The pricing of a product is a real headache for many businesses. Establishing a price is a difficult task as it is necessary to take into account a lot of factors like:
1) whether the customer will perceive the price right for the product (not too low, not too high);
2) whether the competition does not offer similar products cheaper or more expensive;
3) whether distributors and dealers consider the price good for them to have profit, too.
Today I would like to speak about certain pricing strategies. I do not claim the list is exhaustive, but these strategies that can be easily discerned in the market.
CREAM-SKIMMING STRATEGY
Within this strategy a company launches a unique product. Consumers are ready to pay more for this product than it really costs. This situation lasts as long as the competition reacts. Once there are competitive products, the price falls.

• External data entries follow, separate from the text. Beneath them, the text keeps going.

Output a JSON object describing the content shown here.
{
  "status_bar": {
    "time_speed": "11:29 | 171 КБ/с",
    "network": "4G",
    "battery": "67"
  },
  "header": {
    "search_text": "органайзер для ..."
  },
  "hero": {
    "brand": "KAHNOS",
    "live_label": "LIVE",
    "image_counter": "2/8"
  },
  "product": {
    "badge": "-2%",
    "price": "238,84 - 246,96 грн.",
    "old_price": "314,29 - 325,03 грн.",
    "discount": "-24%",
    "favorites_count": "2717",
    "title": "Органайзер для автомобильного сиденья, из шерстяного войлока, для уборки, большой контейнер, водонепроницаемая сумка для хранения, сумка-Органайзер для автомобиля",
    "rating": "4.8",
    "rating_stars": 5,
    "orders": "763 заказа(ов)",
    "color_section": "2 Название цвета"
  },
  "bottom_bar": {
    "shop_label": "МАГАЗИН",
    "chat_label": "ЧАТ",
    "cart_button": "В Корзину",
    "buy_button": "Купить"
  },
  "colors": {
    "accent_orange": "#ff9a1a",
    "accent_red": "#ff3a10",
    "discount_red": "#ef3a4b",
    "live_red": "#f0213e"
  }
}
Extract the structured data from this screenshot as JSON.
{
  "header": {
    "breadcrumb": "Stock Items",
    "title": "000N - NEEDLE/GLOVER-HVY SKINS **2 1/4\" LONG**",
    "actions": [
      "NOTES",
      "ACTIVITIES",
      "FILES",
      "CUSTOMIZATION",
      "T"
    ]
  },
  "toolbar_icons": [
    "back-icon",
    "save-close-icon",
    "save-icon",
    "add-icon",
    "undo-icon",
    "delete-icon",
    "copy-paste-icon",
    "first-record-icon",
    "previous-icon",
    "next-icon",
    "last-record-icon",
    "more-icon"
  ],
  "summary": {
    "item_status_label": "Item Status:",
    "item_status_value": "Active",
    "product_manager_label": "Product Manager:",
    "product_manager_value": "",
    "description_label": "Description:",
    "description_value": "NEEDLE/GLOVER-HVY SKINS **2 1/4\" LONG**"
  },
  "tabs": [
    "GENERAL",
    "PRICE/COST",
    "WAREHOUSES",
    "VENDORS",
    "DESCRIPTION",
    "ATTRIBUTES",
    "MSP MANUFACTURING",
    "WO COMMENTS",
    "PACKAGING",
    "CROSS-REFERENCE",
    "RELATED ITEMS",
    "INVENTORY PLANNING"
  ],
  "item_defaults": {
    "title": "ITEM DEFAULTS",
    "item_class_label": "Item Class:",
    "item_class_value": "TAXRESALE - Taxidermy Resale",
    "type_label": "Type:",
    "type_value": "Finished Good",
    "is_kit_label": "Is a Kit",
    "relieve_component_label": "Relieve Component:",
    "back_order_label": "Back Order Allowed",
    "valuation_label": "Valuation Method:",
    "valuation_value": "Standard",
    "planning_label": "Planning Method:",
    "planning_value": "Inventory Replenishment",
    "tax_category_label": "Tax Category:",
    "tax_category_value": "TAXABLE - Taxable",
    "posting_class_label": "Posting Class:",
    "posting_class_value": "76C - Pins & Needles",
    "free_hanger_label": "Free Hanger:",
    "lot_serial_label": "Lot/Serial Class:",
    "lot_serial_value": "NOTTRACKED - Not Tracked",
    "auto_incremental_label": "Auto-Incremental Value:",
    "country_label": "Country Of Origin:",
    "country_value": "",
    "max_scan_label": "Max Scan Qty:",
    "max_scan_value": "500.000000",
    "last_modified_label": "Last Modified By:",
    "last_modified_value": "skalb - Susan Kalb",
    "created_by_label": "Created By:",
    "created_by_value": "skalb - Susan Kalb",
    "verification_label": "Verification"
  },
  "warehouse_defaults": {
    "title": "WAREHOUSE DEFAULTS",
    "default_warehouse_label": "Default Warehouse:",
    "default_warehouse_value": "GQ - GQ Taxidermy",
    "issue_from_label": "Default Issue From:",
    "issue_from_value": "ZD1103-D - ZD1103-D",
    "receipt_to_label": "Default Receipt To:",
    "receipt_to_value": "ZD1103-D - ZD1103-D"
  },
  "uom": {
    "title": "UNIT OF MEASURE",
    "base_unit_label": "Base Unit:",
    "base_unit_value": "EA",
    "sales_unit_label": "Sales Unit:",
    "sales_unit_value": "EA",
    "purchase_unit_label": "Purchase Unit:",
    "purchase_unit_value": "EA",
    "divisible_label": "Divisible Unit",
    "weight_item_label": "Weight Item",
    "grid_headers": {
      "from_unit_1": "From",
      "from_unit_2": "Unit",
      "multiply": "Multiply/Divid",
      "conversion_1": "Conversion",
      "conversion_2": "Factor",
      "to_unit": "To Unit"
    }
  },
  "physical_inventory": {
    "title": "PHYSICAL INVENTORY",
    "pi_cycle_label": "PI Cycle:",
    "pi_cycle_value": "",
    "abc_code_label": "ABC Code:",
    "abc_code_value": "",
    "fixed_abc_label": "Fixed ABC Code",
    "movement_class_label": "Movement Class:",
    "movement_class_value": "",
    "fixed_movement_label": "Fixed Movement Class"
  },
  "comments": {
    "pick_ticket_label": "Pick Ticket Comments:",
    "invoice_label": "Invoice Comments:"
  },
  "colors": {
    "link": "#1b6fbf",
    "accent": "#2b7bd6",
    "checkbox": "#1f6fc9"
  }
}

iPhone can serve a good example for this situation. Its initial price of over USD600 is way too high for such a device, taking into account prices for mobile phones and PDAs. But its unique combination of functions and options with a supreme design makes the product unique in its sense. Until now there are no close competitors and Apple keeps on skimming the cream.
FOLLOW-THE-MARKET STRATEGY
When the market is already developed and it grows, sometimes it is vital to follow the market in order to survive on it.
For instance, in Eastern Europe the market of PVC windows is stably growing these years. First, PVC products were imported. Their prices were really high. Then, local companies adopted the manufacture of PVC windows and prices dropped significantly. Foreign companies had to also organize local production to
>> to keep up with the market by reduces expenses;
>> to stay in the market.
MARKET PENETRATION STRATEGY
This strategy is used actively by companies willing to take up a good share of the market, where they were not present. They set the lowest possible prices. This dumping strategy makes the product less attractive for other competitors unable to sell it at this low price. First, the company is in the red, then, by selling massively, it recuperates all expenses.
Unfortunately, this strategy can destroy markets and can lead to monopoly, which is illegal in certain countries.
Some additional reading on the topic:
Is the Apple iPhone Overpriced?
Marketing – Price strategies and adjustments
Tags: b2b, business, marketing, new product launch, price, pricing, strategy
March 10, 2008 at 13:51 |
Ooh, this is REALLY helpful. Our first product will have no competitors, but I can’t expect to have a monopoly for longer than 2 months.
March 10, 2008 at 20:31 |
So you are in the skimming strategy. Your only worry should be your competition and how active they are after your product’s launch. Hopefully, they are slow and you benefit from the new product you have.
March 13, 2008 at 04:20 |
This is great , I will follow what you said, but with out products info.